1. The Root Cause (Shard Limit) By default, the recommended limit is 1,000 shards per node. Your cluster currently has 1,108. Even if the limit is manually increased, managing this many files on a single node causes the high Disk and RAM usage (99%) you are seeing.

2. Long-term Solutions Once you delete the old data and the cluster returns to Green/Yellow status, consider these steps to keep it healthy:

ISM Policies: Configure "Index State Management" to automatically delete indices older than a specific time (e.g., 90 days) so you don't have to do it manually.

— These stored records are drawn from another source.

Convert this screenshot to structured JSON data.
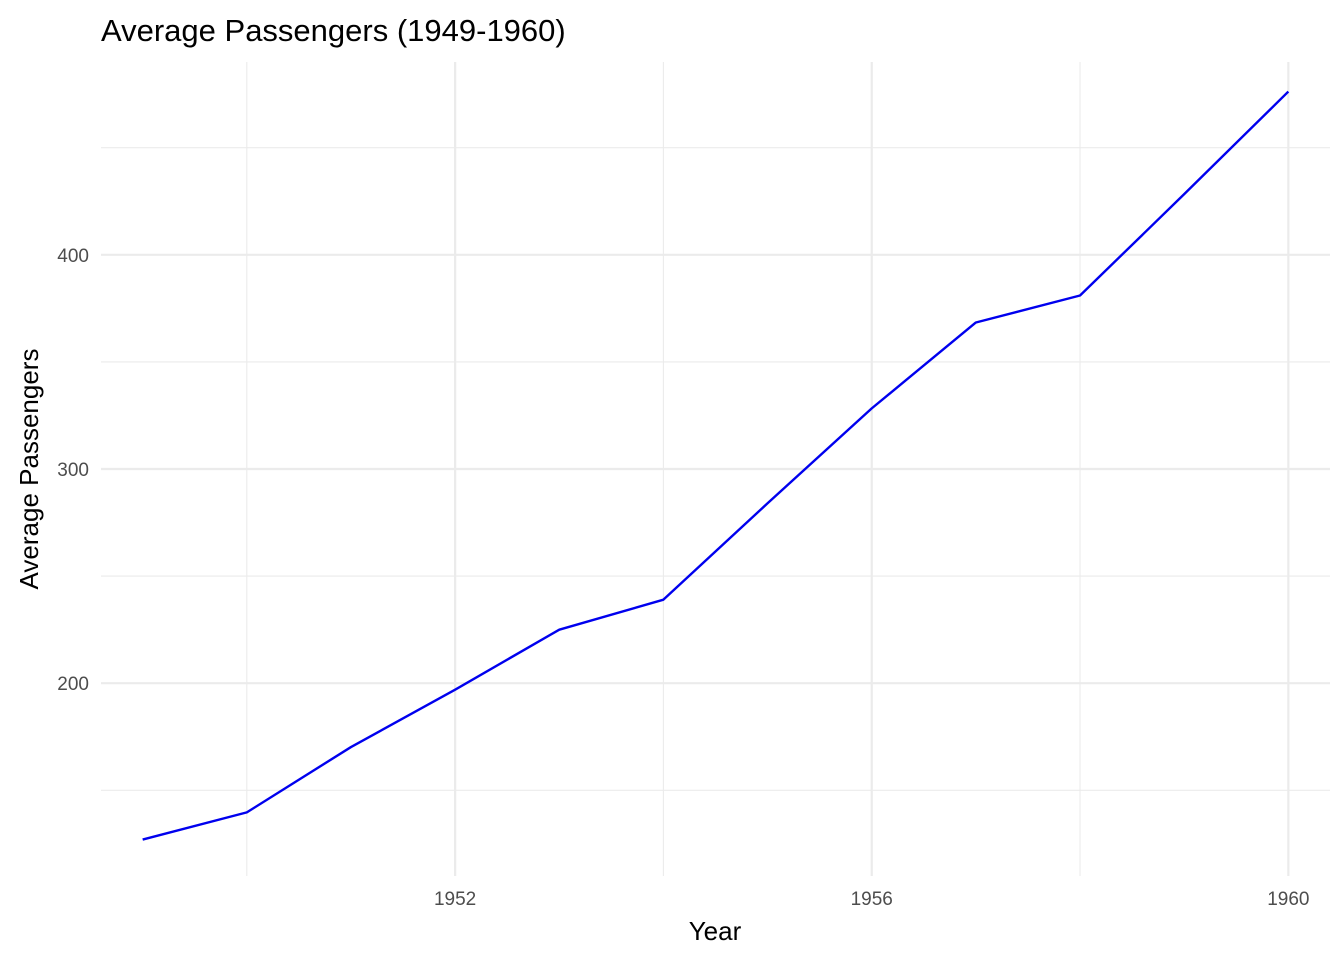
{
  "chart_data": {
    "type": "line",
    "title": "Average Passengers (1949-1960)",
    "xlabel": "Year",
    "ylabel": "Average Passengers",
    "x": [
      1949,
      1950,
      1951,
      1952,
      1953,
      1954,
      1955,
      1956,
      1957,
      1958,
      1959,
      1960
    ],
    "series": [
      {
        "values": [
          127.0,
          139.7,
          170.2,
          197.0,
          225.0,
          239.0,
          284.0,
          328.3,
          368.4,
          381.0,
          428.3,
          476.2
        ],
        "color": "#0000ee"
      }
    ],
    "xlim": [
      1948.6,
      1960.4
    ],
    "ylim": [
      110,
      490
    ],
    "x_major_ticks": [
      1952,
      1956,
      1960
    ],
    "x_minor_ticks": [
      1950,
      1954,
      1958
    ],
    "x_tick_labels": [
      "1952",
      "1956",
      "1960"
    ],
    "y_major_ticks": [
      200,
      300,
      400
    ],
    "y_minor_ticks": [
      150,
      250,
      350,
      450
    ],
    "y_tick_labels": [
      "200",
      "300",
      "400"
    ],
    "grid": true,
    "legend": "none"
  }
}
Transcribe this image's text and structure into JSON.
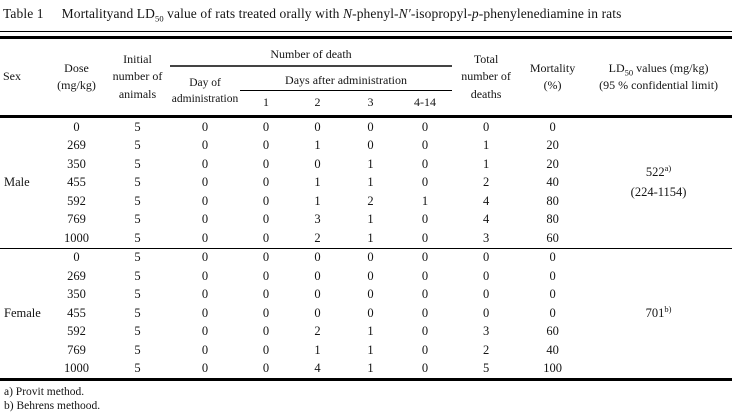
{
  "title": {
    "prefix": "Table 1",
    "part1": "Mortalityand LD",
    "sub1": "50",
    "part2": " value of rats treated orally with ",
    "ital1": "N",
    "part3": "-phenyl-",
    "ital2": "N′",
    "part4": "-isopropyl-",
    "ital3": "p",
    "part5": "-phenylenediamine in rats"
  },
  "header": {
    "sex": "Sex",
    "dose": [
      "Dose",
      "(mg/kg)"
    ],
    "initial": [
      "Initial",
      "number of",
      "animals"
    ],
    "number_of_death": "Number of death",
    "day_of_administration": [
      "Day of",
      "administration"
    ],
    "days_after_administration": "Days after administration",
    "day_cols": [
      "1",
      "2",
      "3",
      "4-14"
    ],
    "total": [
      "Total",
      "number of",
      "deaths"
    ],
    "mortality": [
      "Mortality",
      "(%)"
    ],
    "ld50_prefix": "LD",
    "ld50_sub": "50",
    "ld50_rest": " values (mg/kg)",
    "ld50_line2": "(95 % confidential limit)"
  },
  "groups": [
    {
      "sex": "Male",
      "ld50": {
        "value": "522",
        "marker": "a)",
        "ci": "(224-1154)"
      },
      "rows": [
        {
          "dose": "0",
          "initial": "5",
          "day_admin": "0",
          "d1": "0",
          "d2": "0",
          "d3": "0",
          "d4_14": "0",
          "total": "0",
          "mortality": "0"
        },
        {
          "dose": "269",
          "initial": "5",
          "day_admin": "0",
          "d1": "0",
          "d2": "1",
          "d3": "0",
          "d4_14": "0",
          "total": "1",
          "mortality": "20"
        },
        {
          "dose": "350",
          "initial": "5",
          "day_admin": "0",
          "d1": "0",
          "d2": "0",
          "d3": "1",
          "d4_14": "0",
          "total": "1",
          "mortality": "20"
        },
        {
          "dose": "455",
          "initial": "5",
          "day_admin": "0",
          "d1": "0",
          "d2": "1",
          "d3": "1",
          "d4_14": "0",
          "total": "2",
          "mortality": "40"
        },
        {
          "dose": "592",
          "initial": "5",
          "day_admin": "0",
          "d1": "0",
          "d2": "1",
          "d3": "2",
          "d4_14": "1",
          "total": "4",
          "mortality": "80"
        },
        {
          "dose": "769",
          "initial": "5",
          "day_admin": "0",
          "d1": "0",
          "d2": "3",
          "d3": "1",
          "d4_14": "0",
          "total": "4",
          "mortality": "80"
        },
        {
          "dose": "1000",
          "initial": "5",
          "day_admin": "0",
          "d1": "0",
          "d2": "2",
          "d3": "1",
          "d4_14": "0",
          "total": "3",
          "mortality": "60"
        }
      ]
    },
    {
      "sex": "Female",
      "ld50": {
        "value": "701",
        "marker": "b)",
        "ci": ""
      },
      "rows": [
        {
          "dose": "0",
          "initial": "5",
          "day_admin": "0",
          "d1": "0",
          "d2": "0",
          "d3": "0",
          "d4_14": "0",
          "total": "0",
          "mortality": "0"
        },
        {
          "dose": "269",
          "initial": "5",
          "day_admin": "0",
          "d1": "0",
          "d2": "0",
          "d3": "0",
          "d4_14": "0",
          "total": "0",
          "mortality": "0"
        },
        {
          "dose": "350",
          "initial": "5",
          "day_admin": "0",
          "d1": "0",
          "d2": "0",
          "d3": "0",
          "d4_14": "0",
          "total": "0",
          "mortality": "0"
        },
        {
          "dose": "455",
          "initial": "5",
          "day_admin": "0",
          "d1": "0",
          "d2": "0",
          "d3": "0",
          "d4_14": "0",
          "total": "0",
          "mortality": "0"
        },
        {
          "dose": "592",
          "initial": "5",
          "day_admin": "0",
          "d1": "0",
          "d2": "2",
          "d3": "1",
          "d4_14": "0",
          "total": "3",
          "mortality": "60"
        },
        {
          "dose": "769",
          "initial": "5",
          "day_admin": "0",
          "d1": "0",
          "d2": "1",
          "d3": "1",
          "d4_14": "0",
          "total": "2",
          "mortality": "40"
        },
        {
          "dose": "1000",
          "initial": "5",
          "day_admin": "0",
          "d1": "0",
          "d2": "4",
          "d3": "1",
          "d4_14": "0",
          "total": "5",
          "mortality": "100"
        }
      ]
    }
  ],
  "footnotes": [
    "a) Provit method.",
    "b) Behrens methood."
  ]
}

Check Replicas: Since you are running a single node, ensure your indices are set to 0 replicas.

Snapshots: If you need to keep old data for legal reasons, we recommend using Snapshots to back up indices to an external repository before deleting them from the live server.

Add a Node: If you strictly need to keep all 1100+ shards online, you will need to add a second Indexer node to share the load.


I hope this resolves your issue and you don't experience any further problems. If you need anything else, please contact us.

[m mun]

Hi,

Thankyou for the suggestions, currently the replicas are already set to 0.

I have deleted unnecessary indexes by using policy, and the indexing has resumes and the status of cluster has return to yellow, but the memory usage remains high at 99% and there are still some unassigned shards.

is it a normal condition or this is actually a sign for me to add another node? since i have done all other recommended action to maintain the cluster health.

Thank you for your time and attention on this matter.